Meeting JCAHO’s new infection control standard
By Betty T. Dixon, RN, BSN
Home Care Consultant
The goal of any home care infection control program is the improvement of patient outcomes by identifying and reducing risks of infection in patients and staff. Some infections may be those the patient acquires as a result of services you provide. Other infections are a result of previous care in other settings, such as a hospital or outpatient diagnostic clinic. To be comprehensive and meet the Joint Commission’s intent as spelled out in its 1997-98 manual, your infection control program should include specific processes and activities that protect the patient and the staff from infection.
Special considerations for the patient at home must be weighed in any infection control program. Considerations include caregivers (e.g., family) who are not usually trained in medical procedures and may not understand basic infection prevention practices. There may also be a lack of adequate facilities to wash hands, store supplies, disinfect reusable items, or dispose of such items as contaminated needles.
In comparing the new 1997-1998 Joint Commission manual with the previous one, it is apparent the infection control chapter has been updated and streamlined. Standards have been combined and moved into the intent statements so that the number of standards in the chapter has decreased. A new introduction was added to help organizations better understand surveillance, prevention, and control of infections.
The level of overall staff knowledge is crucial to achieving compliance. Several agencies are currently employing either full-time or part-time Infection Control Practitioners (ICPs) to spearhead their programs. Unfortunately, the rest of the staff may assume the ICP is the infection control program.
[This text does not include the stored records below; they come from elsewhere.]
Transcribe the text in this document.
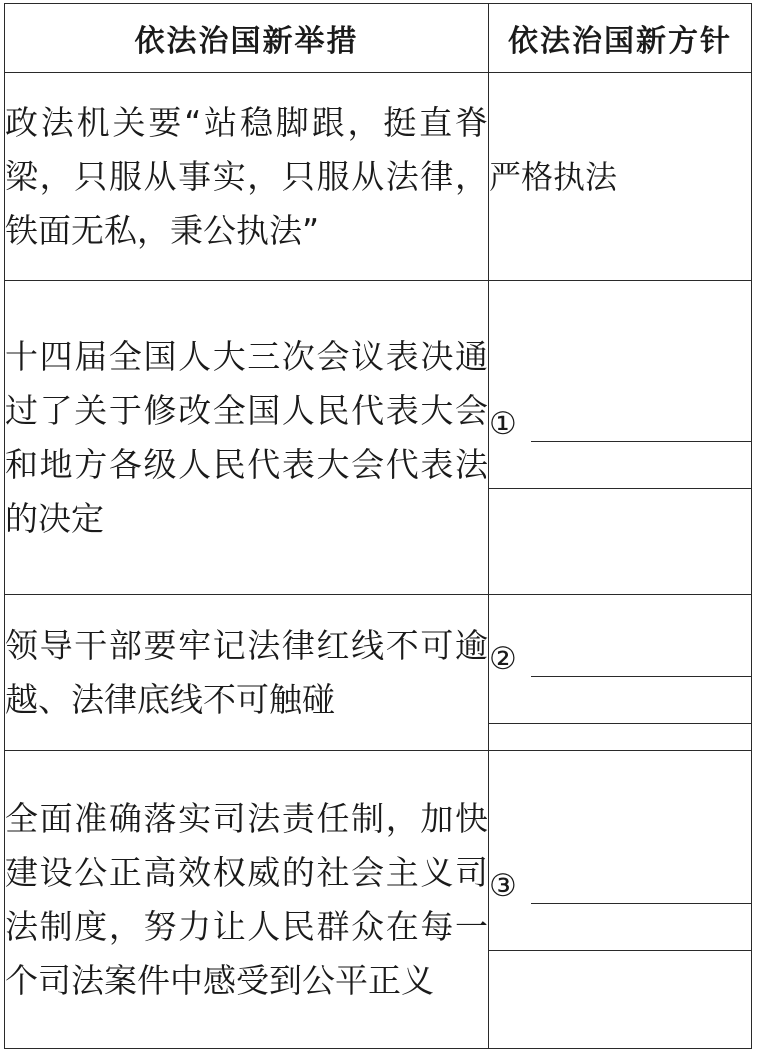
依法治国新举措	依法治国新方针
政法机关要“站稳脚跟，挺直脊梁，只服从事实，只服从法律，铁面无私，秉公执法”	严格执法

十四届全国人大三次会议表决通过了关于修改全国人民代表大会和地方各级人民代表大会代表法的决定	①

领导干部要牢记法律红线不可逾越、法律底线不可触碰	②

全面准确落实司法责任制，加快建设公正高效权威的社会主义司法制度，努力让人民群众在每一个司法案件中感受到公平正义	③
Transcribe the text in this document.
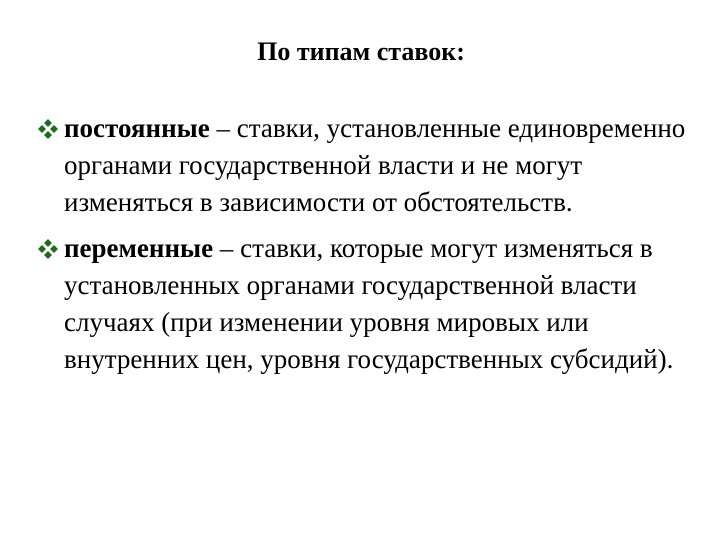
По типам ставок:
постоянные – ставки, установленные единовременно органами государственной власти и не могут изменяться в зависимости от обстоятельств.
переменные – ставки, которые могут изменяться в установленных органами государственной власти случаях (при изменении уровня мировых или внутренних цен, уровня государственных субсидий).
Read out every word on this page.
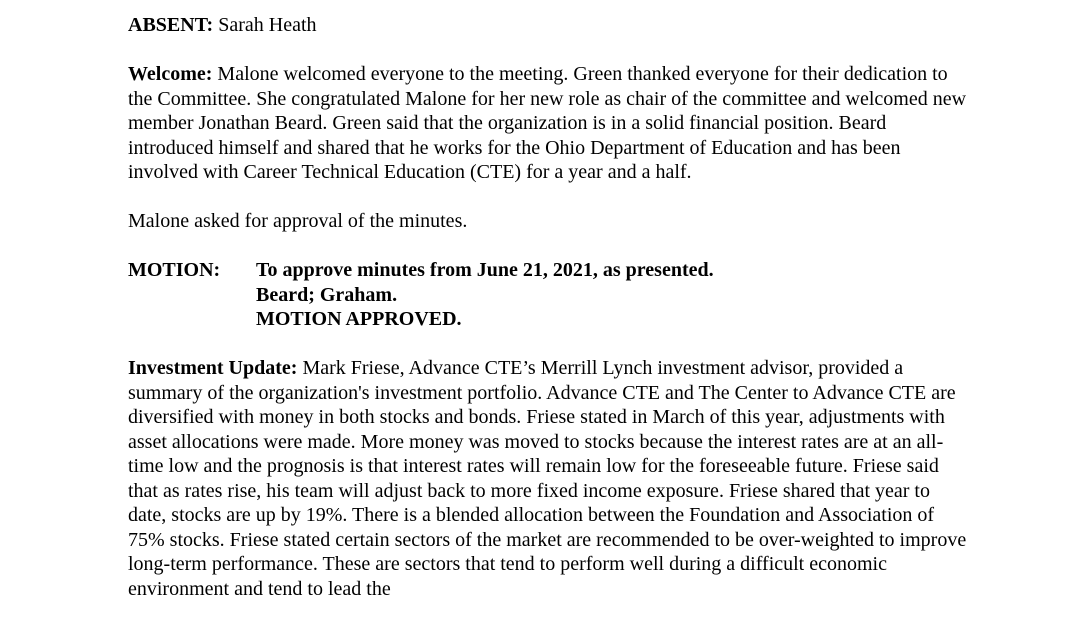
ABSENT: Sarah Heath

Welcome: Malone welcomed everyone to the meeting. Green thanked everyone for their dedication to the Committee. She congratulated Malone for her new role as chair of the committee and welcomed new member Jonathan Beard. Green said that the organization is in a solid financial position. Beard introduced himself and shared that he works for the Ohio Department of Education and has been involved with Career Technical Education (CTE) for a year and a half.

Malone asked for approval of the minutes.

MOTION:	To approve minutes from June 21, 2021, as presented.
Beard; Graham.
MOTION APPROVED.

Investment Update: Mark Friese, Advance CTE’s Merrill Lynch investment advisor, provided a summary of the organization's investment portfolio. Advance CTE and The Center to Advance CTE are diversified with money in both stocks and bonds. Friese stated in March of this year, adjustments with asset allocations were made. More money was moved to stocks because the interest rates are at an all-time low and the prognosis is that interest rates will remain low for the foreseeable future. Friese said that as rates rise, his team will adjust back to more fixed income exposure. Friese shared that year to date, stocks are up by 19%. There is a blended allocation between the Foundation and Association of 75% stocks. Friese stated certain sectors of the market are recommended to be over-weighted to improve long-term performance. These are sectors that tend to perform well during a difficult economic environment and tend to lead the
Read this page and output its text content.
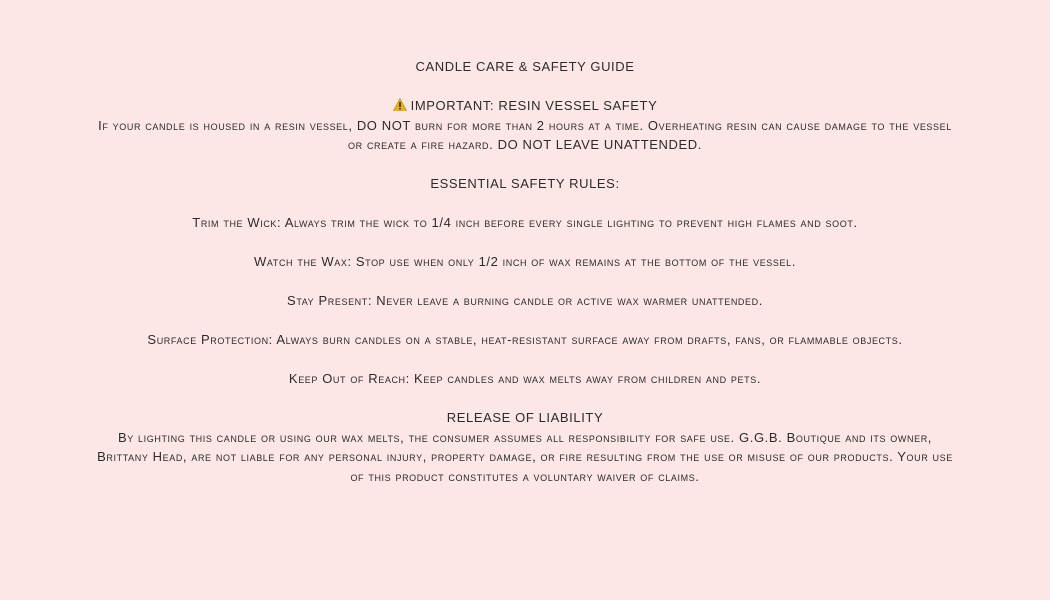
CANDLE CARE & SAFETY GUIDE

IMPORTANT: RESIN VESSEL SAFETY

If your candle is housed in a resin vessel, DO NOT burn for more than 2 hours at a time. Overheating resin can cause damage to the vessel or create a fire hazard. DO NOT LEAVE UNATTENDED.

ESSENTIAL SAFETY RULES:

Trim the Wick: Always trim the wick to 1/4 inch before every single lighting to prevent high flames and soot.

Watch the Wax: Stop use when only 1/2 inch of wax remains at the bottom of the vessel.

Stay Present: Never leave a burning candle or active wax warmer unattended.

Surface Protection: Always burn candles on a stable, heat-resistant surface away from drafts, fans, or flammable objects.

Keep Out of Reach: Keep candles and wax melts away from children and pets.

RELEASE OF LIABILITY

By lighting this candle or using our wax melts, the consumer assumes all responsibility for safe use. G.G.B. Boutique and its owner, Brittany Head, are not liable for any personal injury, property damage, or fire resulting from the use or misuse of our products. Your use of this product constitutes a voluntary waiver of claims.
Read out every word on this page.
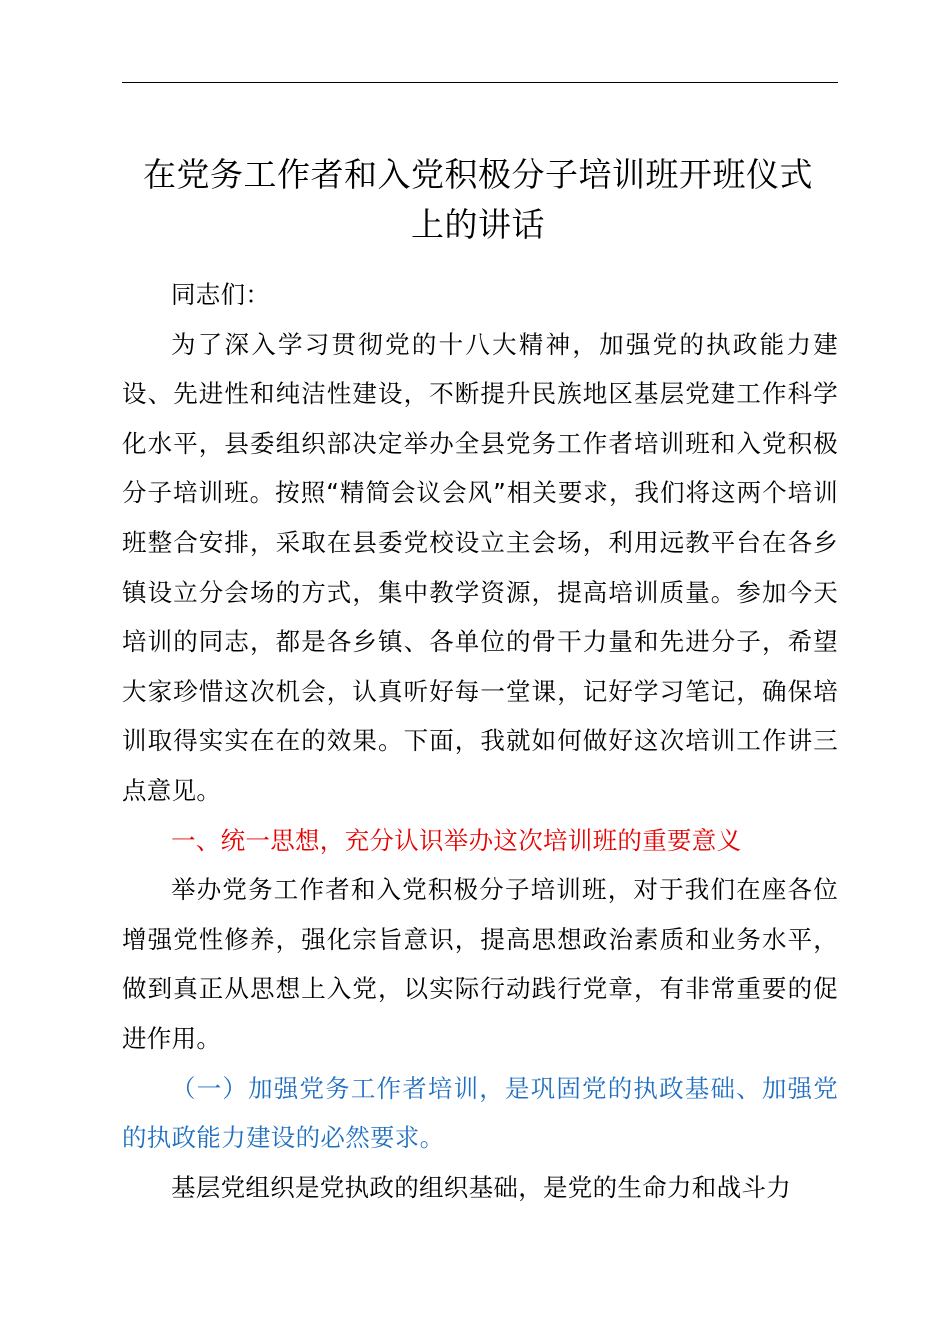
在党务工作者和入党积极分子培训班开班仪式
上的讲话

同志们：

为了深入学习贯彻党的十八大精神，加强党的执政能力建设、先进性和纯洁性建设，不断提升民族地区基层党建工作科学化水平，县委组织部决定举办全县党务工作者培训班和入党积极分子培训班。按照“精简会议会风”相关要求，我们将这两个培训班整合安排，采取在县委党校设立主会场，利用远教平台在各乡镇设立分会场的方式，集中教学资源，提高培训质量。参加今天培训的同志，都是各乡镇、各单位的骨干力量和先进分子，希望大家珍惜这次机会，认真听好每一堂课，记好学习笔记，确保培训取得实实在在的效果。下面，我就如何做好这次培训工作讲三点意见。

一、统一思想，充分认识举办这次培训班的重要意义

举办党务工作者和入党积极分子培训班，对于我们在座各位增强党性修养，强化宗旨意识，提高思想政治素质和业务水平，做到真正从思想上入党，以实际行动践行党章，有非常重要的促进作用。

（一）加强党务工作者培训，是巩固党的执政基础、加强党的执政能力建设的必然要求。

基层党组织是党执政的组织基础，是党的生命力和战斗力
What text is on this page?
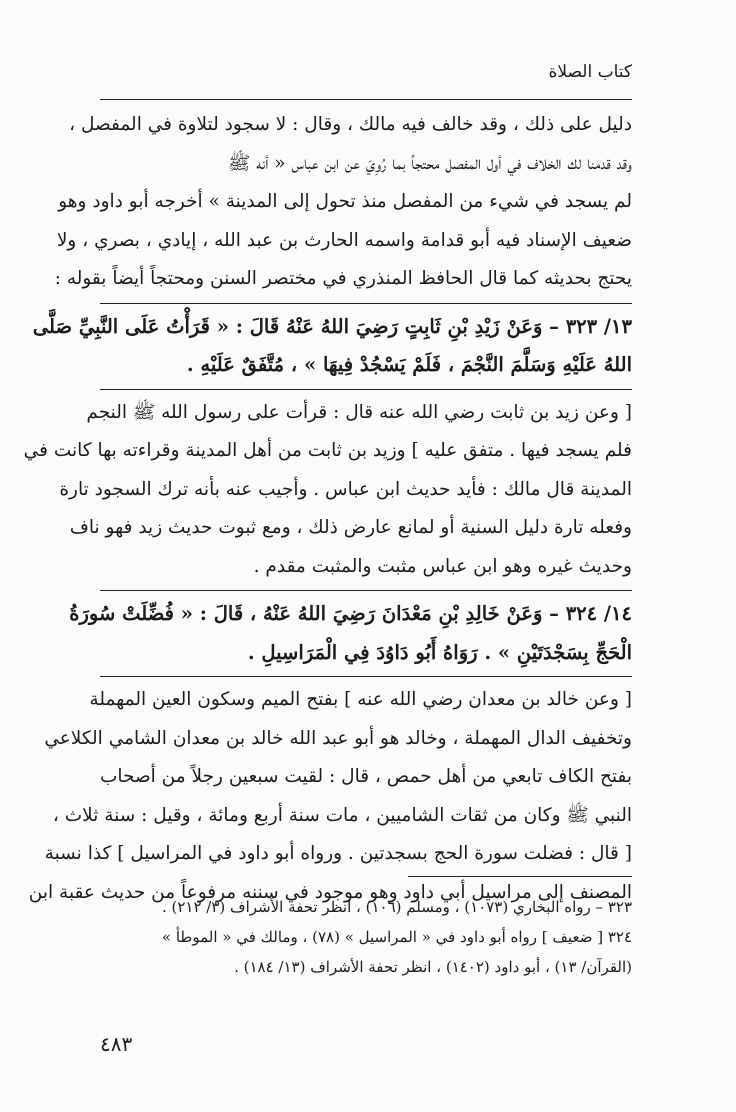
كتاب الصلاة
دليل على ذلك ، وقد خالف فيه مالك ، وقال : لا سجود لتلاوة في المفصل ،
وقد قدمنا لك الخلاف في أول المفصل محتجاً بما رُوِيَ عن ابن عباس « أنه ﷺ
لم يسجد في شيء من المفصل منذ تحول إلى المدينة » أخرجه أبو داود وهو
ضعيف الإسناد فيه أبو قدامة واسمه الحارث بن عبد الله ، إيادي ، بصري ، ولا
يحتج بحديثه كما قال الحافظ المنذري في مختصر السنن ومحتجاً أيضاً بقوله :
١٣/ ٣٢٣ – وَعَنْ زَيْدِ بْنِ ثَابِتٍ رَضِيَ اللهُ عَنْهُ قَالَ : « قَرَأْتُ عَلَى النَّبِيِّ صَلَّى
اللهُ عَلَيْهِ وَسَلَّمَ النَّجْمَ ، فَلَمْ يَسْجُدْ فِيهَا » ، مُتَّفَقٌ عَلَيْهِ .
[ وعن زيد بن ثابت رضي الله عنه قال : قرأت على رسول الله ﷺ النجم
فلم يسجد فيها . متفق عليه ] وزيد بن ثابت من أهل المدينة وقراءته بها كانت في
المدينة قال مالك : فأيد حديث ابن عباس . وأجيب عنه بأنه ترك السجود تارة
وفعله تارة دليل السنية أو لمانع عارض ذلك ، ومع ثبوت حديث زيد فهو ناف
وحديث غيره وهو ابن عباس مثبت والمثبت مقدم .
١٤/ ٣٢٤ – وَعَنْ خَالِدِ بْنِ مَعْدَانَ رَضِيَ اللهُ عَنْهُ ، قَالَ : « فُضِّلَتْ سُورَةُ
الْحَجِّ بِسَجْدَتَيْنِ » . رَوَاهُ أَبُو دَاوُدَ فِي الْمَرَاسِيلِ .
[ وعن خالد بن معدان رضي الله عنه ] بفتح الميم وسكون العين المهملة
وتخفيف الدال المهملة ، وخالد هو أبو عبد الله خالد بن معدان الشامي الكلاعي
بفتح الكاف تابعي من أهل حمص ، قال : لقيت سبعين رجلاً من أصحاب
النبي ﷺ وكان من ثقات الشاميين ، مات سنة أربع ومائة ، وقيل : سنة ثلاث ،
[ قال : فضلت سورة الحج بسجدتين . ورواه أبو داود في المراسيل ] كذا نسبة
المصنف إلى مراسيل أبي داود وهو موجود في سننه مرفوعاً من حديث عقبة ابن
٣٢٣ – رواه البخاري (١٠٧٣) ، ومسلم (١٠٦) ، انظر تحفة الأشراف (٣/ ٢١٢) .
٣٢٤ [ ضعيف ] رواه أبو داود في « المراسيل » (٧٨) ، ومالك في « الموطأ »
(القرآن/ ١٣) ، أبو داود (١٤٠٢) ، انظر تحفة الأشراف (١٣/ ١٨٤) .
٤٨٣
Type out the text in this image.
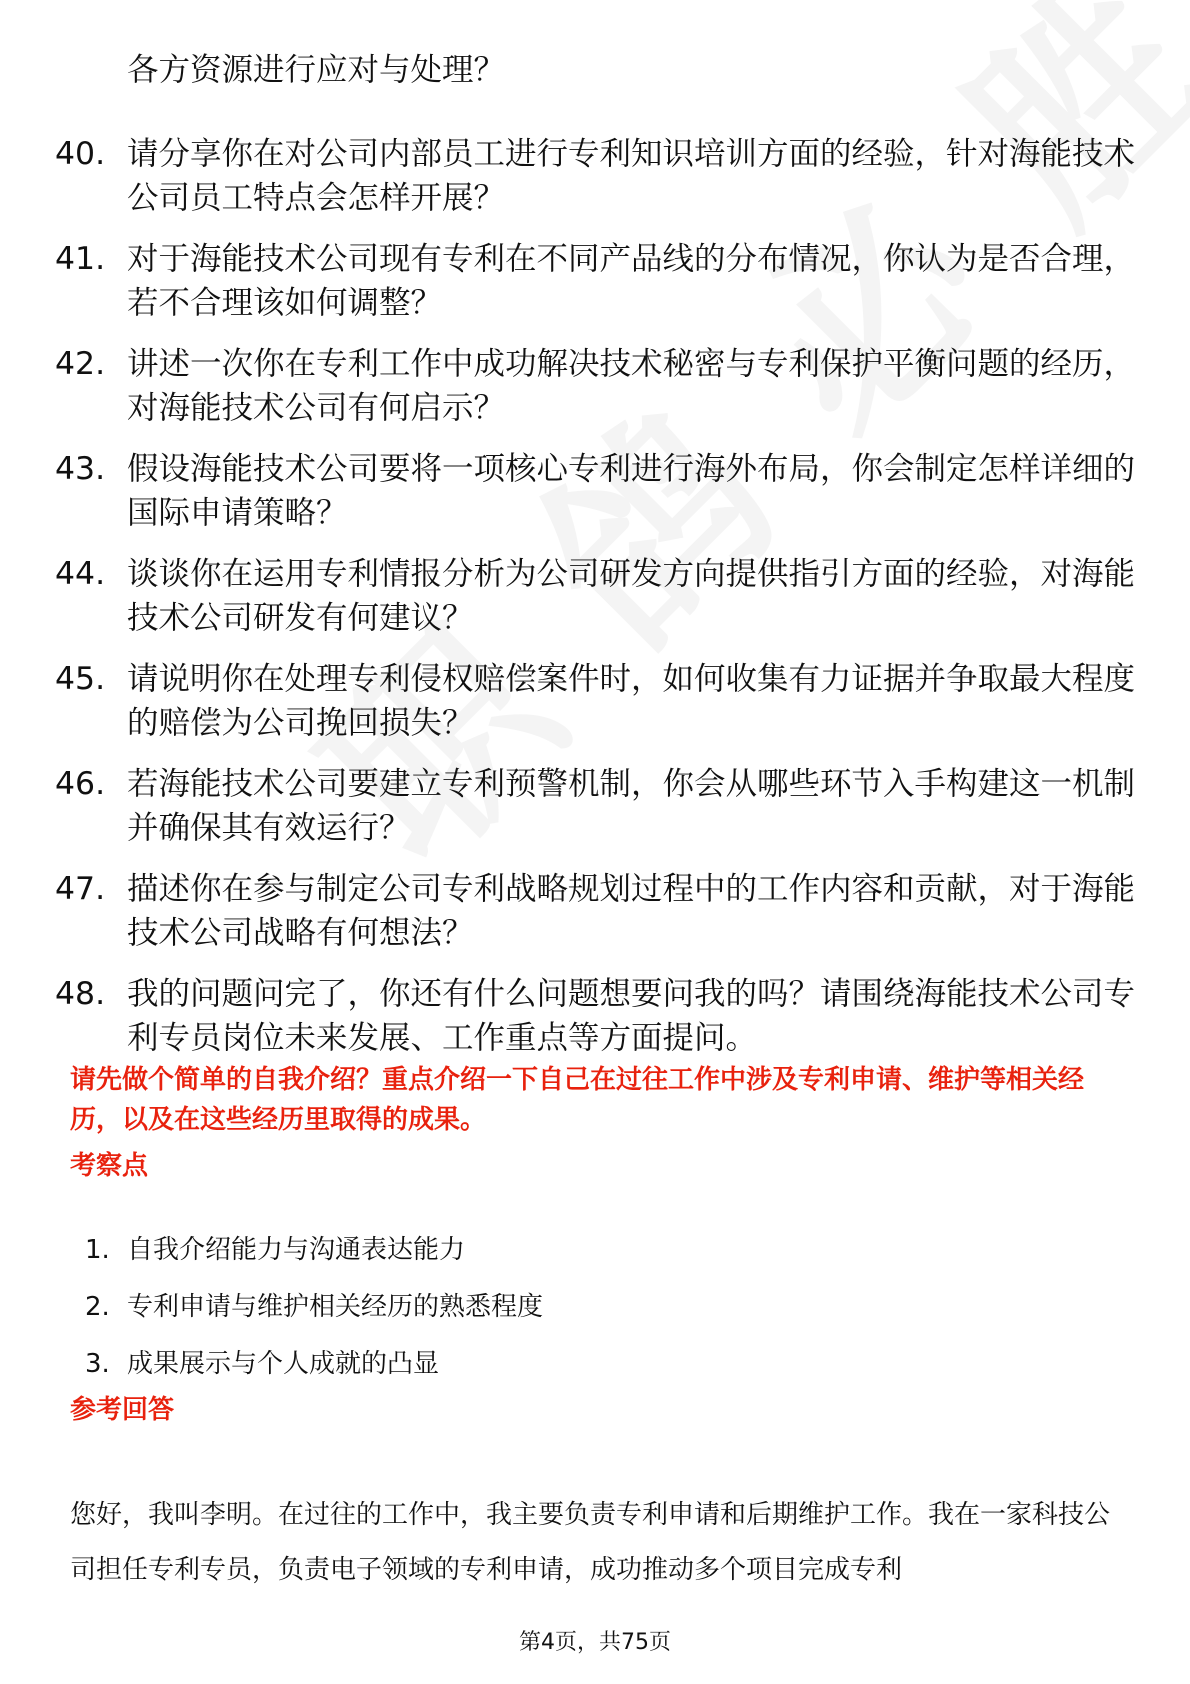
各方资源进行应对与处理？
40. 请分享你在对公司内部员工进行专利知识培训方面的经验，针对海能技术公司员工特点会怎样开展？
41. 对于海能技术公司现有专利在不同产品线的分布情况，你认为是否合理，若不合理该如何调整？
42. 讲述一次你在专利工作中成功解决技术秘密与专利保护平衡问题的经历，对海能技术公司有何启示？
43. 假设海能技术公司要将一项核心专利进行海外布局，你会制定怎样详细的国际申请策略？
44. 谈谈你在运用专利情报分析为公司研发方向提供指引方面的经验，对海能技术公司研发有何建议？
45. 请说明你在处理专利侵权赔偿案件时，如何收集有力证据并争取最大程度的赔偿为公司挽回损失？
46. 若海能技术公司要建立专利预警机制，你会从哪些环节入手构建这一机制并确保其有效运行？
47. 描述你在参与制定公司专利战略规划过程中的工作内容和贡献，对于海能技术公司战略有何想法？
48. 我的问题问完了，你还有什么问题想要问我的吗？请围绕海能技术公司专利专员岗位未来发展、工作重点等方面提问。

请先做个简单的自我介绍？重点介绍一下自己在过往工作中涉及专利申请、维护等相关经历，以及在这些经历里取得的成果。

考察点
1. 自我介绍能力与沟通表达能力
2. 专利申请与维护相关经历的熟悉程度
3. 成果展示与个人成就的凸显
参考回答

您好，我叫李明。在过往的工作中，我主要负责专利申请和后期维护工作。我在一家科技公司担任专利专员，负责电子领域的专利申请，成功推动多个项目完成专利

第4页，共75页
All care providers, such as homemaker aides and physical therapists, must know reportable signs and symptoms of infection in patients as well as themselves.
Usual reportable signs and symptoms of infection include:
• temperature greater than 100.6 degrees orally;
• positive culture;
• diagnosis of infection;
• antibiotic therapy.
There are occasions when your patient might be on antibiotic therapy as a prophylactic measure, such as patients who have recently had surgery. In this example, the patient does not fit the definition for having an infection as evidenced by placement on an antibiotic therapy.
Once everyone in the agency has been educated about the need for an infection control program and understands signs and symptoms indicating an infection, the next step is to institute practices to prevent the spread of infection. These steps include using proper bag technique, consistently applying universal precautions, and proper hand washing. All staff should report infections and identify the source of the infection, if possible.
While home care patients are not usually exposed to other patients who would be a source of infection to them, they are exposed to home care providers who may themselves be a source of patient-to-patient contamination. This is where proper hand washing and following your agency’s policies becomes paramount.
"We really hold agencies to their policies," says Bill Hansill, home care nurse surveyor for the Joint Commission on Accreditation of Healthcare Organizations. "If your policy states hands are to be washed every time gloves are removed, then that is what we expect to see. Make sure your policies are not so prescriptive and are realistic. Staff should have an understanding of infection control [and other policies] for a successful survey."
Consistently tracking infections is the key to any infection control program, says Sally Welsh, MSN, RN, CNAA, director of quality management at CareOne in Savannah, GA.
"Our agency has over 40 branches and covers several hundred miles, so it was imperative we develop an infection control surveillance report system to stay on top of what is going on."
CareOne uses two forms in its infection control program. (See surveillance, identification, and reporting form, p. 97, and form in Homecare Quality Management, April 1997, p. 48.)
"Once data is collected, we begin working on curing the infection. At our monthly meetings we search for ways to reduce infection rates," Welsh says.
The Joint Commission does not mandate how often your agency should review infection control practices. Some agencies hold quarterly meetings, and some monthly.
Meetings should include a review of infection control issues and actions taken by the agency to reduce the overall rate of infection. Accurate and complete minutes that include business discussed, trends, and infection rates must be kept.
Meetings may be used as a clearinghouse for reporting and tracking infections, such as HIV and methicillin-resistant Staphylococcus aureus, or for educating staff about the newly released OSHA infection guidelines. The Atlanta-based Centers for Disease Control and Prevention promulgates many hospital infection control guidelines that could also apply to home care.
Surveillance tends to consume more time than any other aspect of the infection control program. Yet it is critical to detect infection problems, document trends, implement control measures, and establish prevention measures to improve outcomes. Performance Improvement (PI) activities are part of any superior infection control program. Therefore, if your agency has separate committees for PI and infection control, a representative from PI should be on the infection control committee and the ICP should be on the PI committee. This representation will facilitate communication between the two groups, which frequently have common quality concerns. Both groups are involved in the problem-solving process assessing quality issues, planning for improvement, implementing the improvement process, and evaluating resolution of the problem.